As it turned out, Richard Greener was the first African-American graduate of Harvard University in 1870. He was a dean at Howard University's law school, a diplomat and a scholar. Time had faded his star, however, and by 2009 when the papers were found, Mr. Greener had passed from the fame he once enjoyed. He was largely forgotten, in spite of his incredible achievements at a time when slavery was only just ending.

Harvard University has an enormous endowment, don't they? So Mr. McDonald approached them and offered the collection of documents for their holdings.

What Harvard offered was not anywhere close to what Mr. McDonald thought he should be getting. This was Mr. Greener's diploma, the first issued to a black man by Harvard. Was there no value in history? Or was Harvard just low-balling the contractor, thinking they could put one over on him because he was not a Harvard graduate himself, and therefore not particularly bright.

It's a long way from $65,000 to $7500, as anyone who watches Pawn Stars regularly would know.

Mr. McDonald was insulted at the offer, and walked away, threatening to burn the papers if that's how Harvard felt about it.
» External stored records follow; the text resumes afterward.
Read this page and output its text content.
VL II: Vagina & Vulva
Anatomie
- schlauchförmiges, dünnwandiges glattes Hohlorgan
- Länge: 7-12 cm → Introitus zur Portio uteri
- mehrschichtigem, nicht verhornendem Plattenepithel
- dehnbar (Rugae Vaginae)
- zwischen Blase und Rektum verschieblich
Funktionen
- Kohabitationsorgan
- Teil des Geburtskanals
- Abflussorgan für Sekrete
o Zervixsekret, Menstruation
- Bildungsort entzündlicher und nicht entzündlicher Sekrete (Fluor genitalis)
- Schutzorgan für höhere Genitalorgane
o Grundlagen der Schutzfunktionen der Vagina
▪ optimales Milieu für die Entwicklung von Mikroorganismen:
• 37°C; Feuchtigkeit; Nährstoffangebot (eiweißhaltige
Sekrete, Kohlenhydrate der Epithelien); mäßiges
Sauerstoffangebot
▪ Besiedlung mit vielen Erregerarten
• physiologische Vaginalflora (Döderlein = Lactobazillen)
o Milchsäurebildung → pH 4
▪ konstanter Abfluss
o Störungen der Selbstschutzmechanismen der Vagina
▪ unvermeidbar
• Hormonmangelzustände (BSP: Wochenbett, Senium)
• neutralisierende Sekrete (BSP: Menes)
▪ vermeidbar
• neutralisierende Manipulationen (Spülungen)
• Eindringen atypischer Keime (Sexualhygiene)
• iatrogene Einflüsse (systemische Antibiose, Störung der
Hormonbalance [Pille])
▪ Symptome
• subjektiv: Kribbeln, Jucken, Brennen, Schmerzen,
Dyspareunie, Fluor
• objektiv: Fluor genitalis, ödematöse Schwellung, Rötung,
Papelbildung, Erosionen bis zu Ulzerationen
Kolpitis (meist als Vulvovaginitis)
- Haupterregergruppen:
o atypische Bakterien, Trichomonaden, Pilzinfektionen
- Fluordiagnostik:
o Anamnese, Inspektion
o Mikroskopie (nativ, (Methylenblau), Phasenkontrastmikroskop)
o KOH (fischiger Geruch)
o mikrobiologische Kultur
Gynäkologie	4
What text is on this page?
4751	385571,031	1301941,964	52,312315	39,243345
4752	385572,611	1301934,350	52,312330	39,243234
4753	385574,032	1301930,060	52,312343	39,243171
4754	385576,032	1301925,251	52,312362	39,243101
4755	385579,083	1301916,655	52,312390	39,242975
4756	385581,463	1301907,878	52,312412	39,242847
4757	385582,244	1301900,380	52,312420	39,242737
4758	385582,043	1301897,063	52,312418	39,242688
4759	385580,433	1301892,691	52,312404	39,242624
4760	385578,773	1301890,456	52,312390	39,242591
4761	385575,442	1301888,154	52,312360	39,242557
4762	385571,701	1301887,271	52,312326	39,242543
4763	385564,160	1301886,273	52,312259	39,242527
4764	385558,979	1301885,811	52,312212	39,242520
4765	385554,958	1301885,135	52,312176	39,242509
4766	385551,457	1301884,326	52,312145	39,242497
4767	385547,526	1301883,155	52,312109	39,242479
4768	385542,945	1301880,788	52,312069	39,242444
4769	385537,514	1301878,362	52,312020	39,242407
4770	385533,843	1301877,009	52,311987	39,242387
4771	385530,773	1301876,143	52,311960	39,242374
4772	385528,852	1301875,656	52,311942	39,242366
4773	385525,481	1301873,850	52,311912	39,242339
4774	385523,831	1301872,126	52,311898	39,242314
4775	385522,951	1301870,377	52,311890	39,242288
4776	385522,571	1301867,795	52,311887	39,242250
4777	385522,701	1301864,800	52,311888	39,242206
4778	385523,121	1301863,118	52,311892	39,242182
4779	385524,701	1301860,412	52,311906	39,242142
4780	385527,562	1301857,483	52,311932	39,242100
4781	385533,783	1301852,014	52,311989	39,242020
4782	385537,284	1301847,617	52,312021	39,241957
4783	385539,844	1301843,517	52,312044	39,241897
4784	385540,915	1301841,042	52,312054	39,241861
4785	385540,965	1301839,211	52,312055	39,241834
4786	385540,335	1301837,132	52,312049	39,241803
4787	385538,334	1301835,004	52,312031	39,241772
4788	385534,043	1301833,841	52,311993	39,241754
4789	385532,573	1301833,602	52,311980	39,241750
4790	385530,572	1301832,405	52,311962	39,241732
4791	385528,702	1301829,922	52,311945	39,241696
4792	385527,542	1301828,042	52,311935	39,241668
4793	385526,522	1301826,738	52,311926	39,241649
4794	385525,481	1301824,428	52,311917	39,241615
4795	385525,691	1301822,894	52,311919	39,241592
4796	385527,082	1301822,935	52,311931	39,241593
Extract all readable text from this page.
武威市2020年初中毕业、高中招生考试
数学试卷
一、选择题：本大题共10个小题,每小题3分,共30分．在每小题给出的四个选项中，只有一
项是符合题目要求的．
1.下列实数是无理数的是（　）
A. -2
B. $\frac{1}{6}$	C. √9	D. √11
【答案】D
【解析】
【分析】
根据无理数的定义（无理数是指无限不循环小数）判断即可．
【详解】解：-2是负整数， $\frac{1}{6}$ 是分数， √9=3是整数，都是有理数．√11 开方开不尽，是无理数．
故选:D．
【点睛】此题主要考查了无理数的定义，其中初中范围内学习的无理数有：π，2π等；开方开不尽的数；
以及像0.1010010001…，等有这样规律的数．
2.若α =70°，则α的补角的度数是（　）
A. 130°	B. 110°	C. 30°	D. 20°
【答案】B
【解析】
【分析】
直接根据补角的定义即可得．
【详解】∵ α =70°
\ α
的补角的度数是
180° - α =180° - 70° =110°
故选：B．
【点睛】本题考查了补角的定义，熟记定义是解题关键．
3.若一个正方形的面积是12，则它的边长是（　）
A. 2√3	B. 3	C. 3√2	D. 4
Harvard claims that they came in low because they didn't have an appraisal in hand at the time. Which would indicate that they value history at $7500. That's what old diplomas and miscellaneous papers are worth. As if they had no idea who Mr. Greener was.

Right.

The university also says that they came back with a second, higher, offer, but Mr. McDonald says he never got a counter-offer. Mr. McDonald is also done with Harvard.

He sold another diploma and Mr. Greener's law license to the University of South Carolina for $52.000. The university was delighted to get their hands on that bit of history because the law school diploma was issued at the height of the Reconstruction Era when the school enrolled its very first African American students. For a school located in what was once slave territory, the cradle of the Civil War, the value of history is quite high indeed.

Mr. McDonald is shopping his treasure trove around, hoping that others will recognize the value of the history he uncovered in an attic in a derelict house in Englewood. Someone who realizes that the records of a man who broke ground in racial equality have more worth than the value of some old paper from some old black guy.